Comenté que aquella noche cenaría con Saturnino. Añadí que intentaría medir si era un buen candidato a una auditoría. Anácrites se mostró muy de acuerdo en que confraternizáramos. Si el asunto resultaba provechoso, compartiría el mérito conmigo; si salía mal, podría denunciarme a Vespasiano por prácticas corruptas. Era encantador tener un socio en quien poder confiar.

—Es aceptable…, siempre que no me lo pase bien —bromeé.

—Cuida que no haya veneno en la comida —me advirtió él con voz amistosa, como si se propusiera suministrar acónito de la mejor calidad a mi anfitrión. Lo que me preocupaba a mí era el veneno que existía en nuestra relación de socios.

Me sentía en baja forma. Como si hubiera pillado un resfriado durante mis hazañas en los Baños de Agripa el día anterior.

Inquieto, salí al balcón desde el que se divisaba toda aquella parte del cuartel.
Nux
dedicó un último gruñido a Anácrites y vino a tumbarse a mis pies. Mientras intentaba aclararme la garganta dolorida, allí de pie, advertí la presencia de Buxo, el guardián encargado de la exhibición de fieras. El hombre salía del edificio situado frente por frente a donde estaban los animales y llevaba consigo uno de los avestruces. Yo lo había visto hacerlo en otras ocasiones; transportaba a los animales de la manera más curiosa, cogiéndolos en brazos y sujetándoles las alas bajo el codo al tiempo que esquivaba el largo cuello y el poderoso pico.

Pero aquel ejemplar era otra cosa. La gran ave había perdido toda su movilidad. Le colgaban las patas, mantenía las alas quietas y el cuello le caía bajo de forma que la cabeza casi tocaba el suelo.

Un vistazo me bastó para saber que el animal estaba muerto.

—¿Qué le pasa, Buxo? —pregunté desde el balcón.

Daba la impresión de que el cuidador, con su habitual ternura, estaba lloriqueando.

—Algo le ha sentado mal.

Nux
percibió el cadáver y corrió escaleras abajo a investigar. Le ordené que volviera y la perra se detuvo y se volvió a mirarme, sorprendida de que le estropeara la diversión. Fui tras ella y bajé al patio.

Algunos de los bestiarios que estaban entrenándose con pesas se acercaron a ver qué sucedía. Todos contemplamos al ave muerta. Observé que se trataba del macho más imponente, el que alcanzaba casi ocho pies de altura. Hacía poco, era un ejemplar espléndido con un magnífico plumaje blanco y negro; ahora, en cambio, estaba reducido a una selección de plumas para bailarina de espectáculo.

—Pobre bicho —murmuré—. Esas aves son una molestia si consiguen pillarte y te hacen trizas la túnica, pero da pena verlas muertas. ¿Estás seguro de que no ha sido cosa del tiempo?
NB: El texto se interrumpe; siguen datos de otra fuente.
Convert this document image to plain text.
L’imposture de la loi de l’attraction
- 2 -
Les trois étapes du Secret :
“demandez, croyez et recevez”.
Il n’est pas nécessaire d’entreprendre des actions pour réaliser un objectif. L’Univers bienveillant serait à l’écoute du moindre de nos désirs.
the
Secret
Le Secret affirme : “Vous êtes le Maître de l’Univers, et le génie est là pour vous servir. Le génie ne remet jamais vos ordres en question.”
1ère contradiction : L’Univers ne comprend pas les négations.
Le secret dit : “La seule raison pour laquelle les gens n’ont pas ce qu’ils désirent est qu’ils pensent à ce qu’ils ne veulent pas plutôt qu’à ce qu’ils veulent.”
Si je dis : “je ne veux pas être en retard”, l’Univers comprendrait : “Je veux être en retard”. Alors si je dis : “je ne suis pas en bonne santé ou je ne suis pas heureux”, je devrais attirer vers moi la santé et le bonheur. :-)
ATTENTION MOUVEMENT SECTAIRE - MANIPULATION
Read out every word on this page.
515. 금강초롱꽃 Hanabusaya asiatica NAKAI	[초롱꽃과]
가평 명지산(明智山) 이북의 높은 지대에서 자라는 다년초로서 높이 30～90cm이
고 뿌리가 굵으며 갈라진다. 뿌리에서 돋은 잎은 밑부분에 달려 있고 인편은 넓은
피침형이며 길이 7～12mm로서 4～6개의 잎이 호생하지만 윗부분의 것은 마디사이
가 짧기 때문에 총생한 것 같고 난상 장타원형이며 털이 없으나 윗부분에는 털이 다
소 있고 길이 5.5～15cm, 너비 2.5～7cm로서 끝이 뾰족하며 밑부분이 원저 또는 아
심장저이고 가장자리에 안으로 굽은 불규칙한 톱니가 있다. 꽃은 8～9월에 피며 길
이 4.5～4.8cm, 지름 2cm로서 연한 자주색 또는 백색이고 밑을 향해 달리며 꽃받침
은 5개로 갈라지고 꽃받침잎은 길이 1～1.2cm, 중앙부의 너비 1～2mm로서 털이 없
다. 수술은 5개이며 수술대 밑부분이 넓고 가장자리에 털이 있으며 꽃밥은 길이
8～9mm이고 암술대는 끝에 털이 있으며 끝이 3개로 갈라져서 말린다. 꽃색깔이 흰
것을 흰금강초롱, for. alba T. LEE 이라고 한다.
Quizás el invierno de Roma sienta mal a los avestruces.

—Hace una hora estaba bien —dijo Buxo entre lamentos. Dejó su carga en el suelo desnudo del patio de instrucción y se quedó en cuclillas con la cabeza entre las manos. Agarré a
Nux
por el collar para evitar que se lanzara sobre el ave y la destrozara—. ¿Cuál será el siguiente? —gimió el cuidador con gran agitación—. Todo esto ya es demasiado…

Los bestiarios se miraron unos a otros. Unos se alejaron discretamente, pues no querían saber nada del asunto. Otros dieron unas firmes palmaditas en el hombro a Buxo, como compadeciéndose de sus lamentos. Con
Nux
cogida bajo el brazo, hinqué una rodilla para examinar al avestruz. Desde luego, había dejado de respirar, pero no soy ornitólogo; para mí, no era sino un pollo enorme y fláccido.

—¿Qué ha sucedido exactamente? —pregunté con voz calmada.

Buxo había captado la insinuación de los demás presentes y su respuesta no nos sacó de dudas, como cuando intentó despachar mi interés por Leónidas.

—Se quedó quieto y, de pronto, fue como si se doblase. Cayó al suelo como un fardo y apoyó la cabeza en tierra como si durmiese.